Falências e Inadimplência: Pequenas e médias empresas, em especial, sofrem com a morosidade no reconhecimento de seus direitos. Muitas vezes, a demora em resolver questões administrativas as leva à insolvência, apesar de dispositivos legais que visam protegê-las;

Erosão da Confiança e Prejuízo ao Interesse Público: A relação de desconfiança resulta em uma execução contratual burocrática e defensiva, onde o foco deixa de ser o resultado para tornar-se a geração de documentos para um eventual litígio. A população, como destinatária final dos serviços, é quem paga por essa ineficiência, com serviços de qualidade inferior e preços mais altos.
Conclusão: A Mudança Cultural Necessária

A legislação atual forneceu as ferramentas necessárias para uma gestão de contratos moderna e eficiente. No entanto, o desafio agora é cultural e gerencial. É essencial que os agentes públicos internalizem o espírito da norma, assumindo o papel de gestores de risco e solucionadores de conflitos, e não de meros fiscalizadores formais.
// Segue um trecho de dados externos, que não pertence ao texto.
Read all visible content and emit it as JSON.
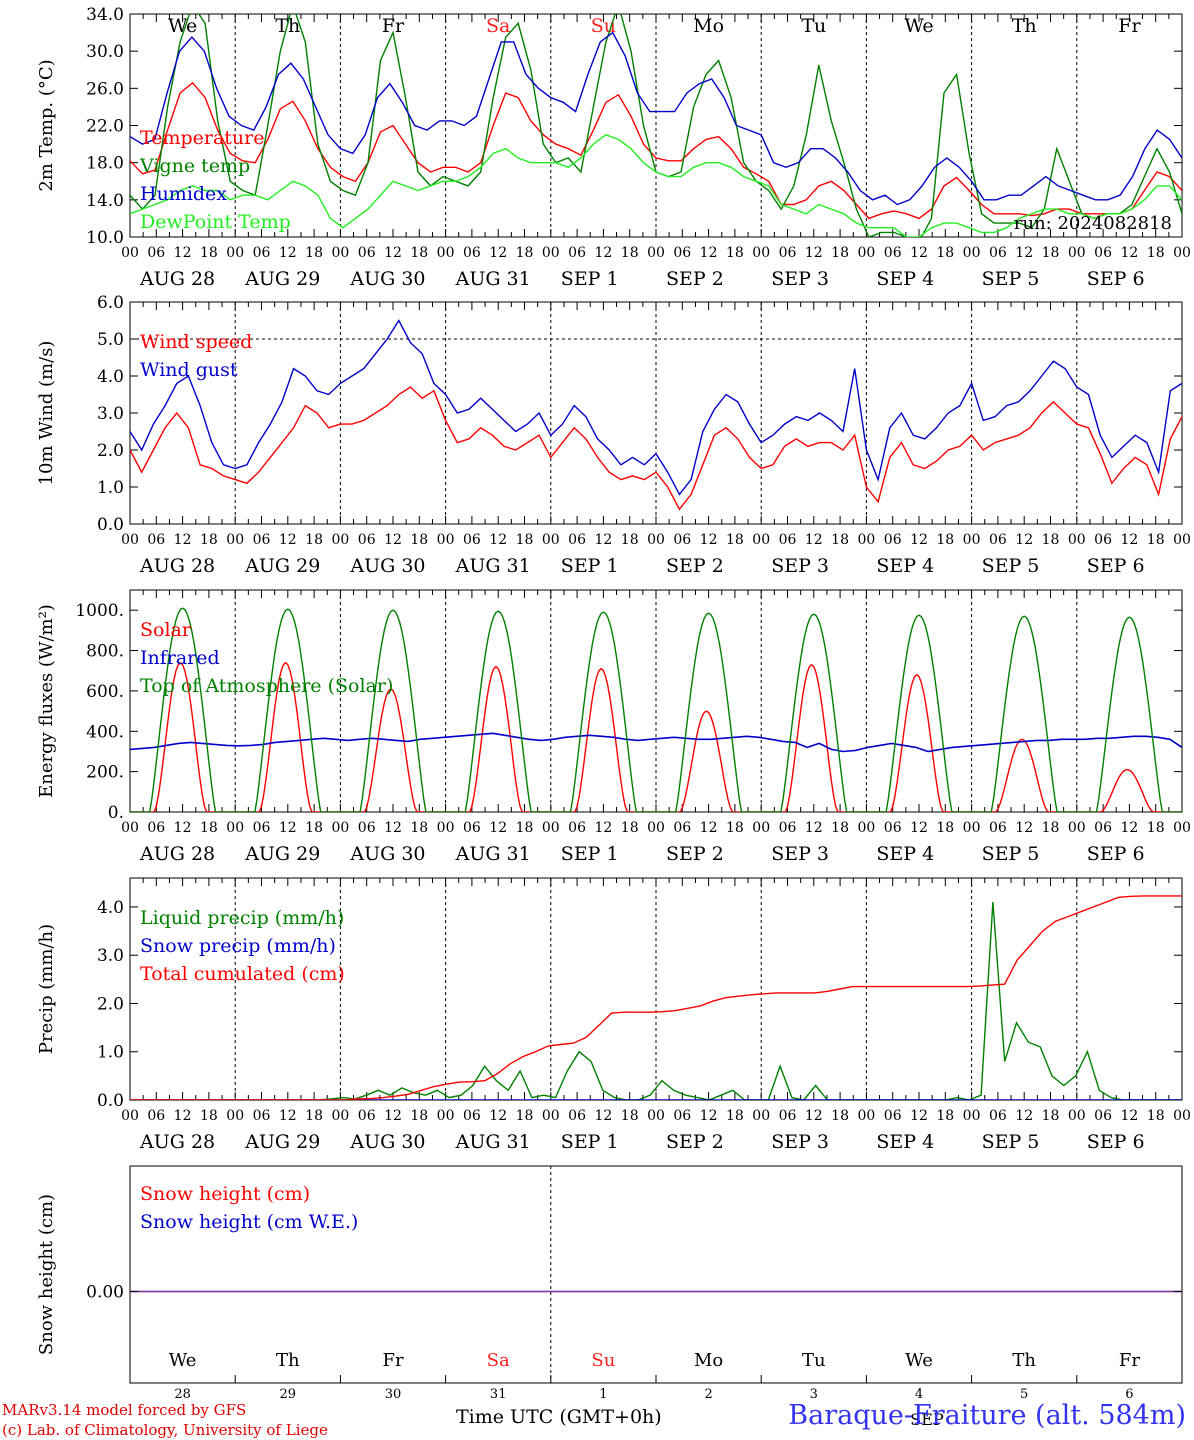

Isso requer um olhar sensível e proativo, que priorize a solução consensual de controvérsias em detrimento da litigância sistemática. A economicidade, princípio fundamental da lei, só é alcançada quando se evita o custo elevado da judicialização.

Portanto, a mudança necessária vai além da norma. É um chamado para que os gestores públicos liderem essa transição, entendendo que garantir o equilíbrio econômico-financeiro dos contratos, quando devido, não é um custo, mas um investimento em segurança jurídica, qualidade dos serviços e economicidade para os cofres públicos. A sociedade, financiadora de todo o ciclo, não pode mais arcar com os custos de uma postura administrativa que a própria legislação já superou.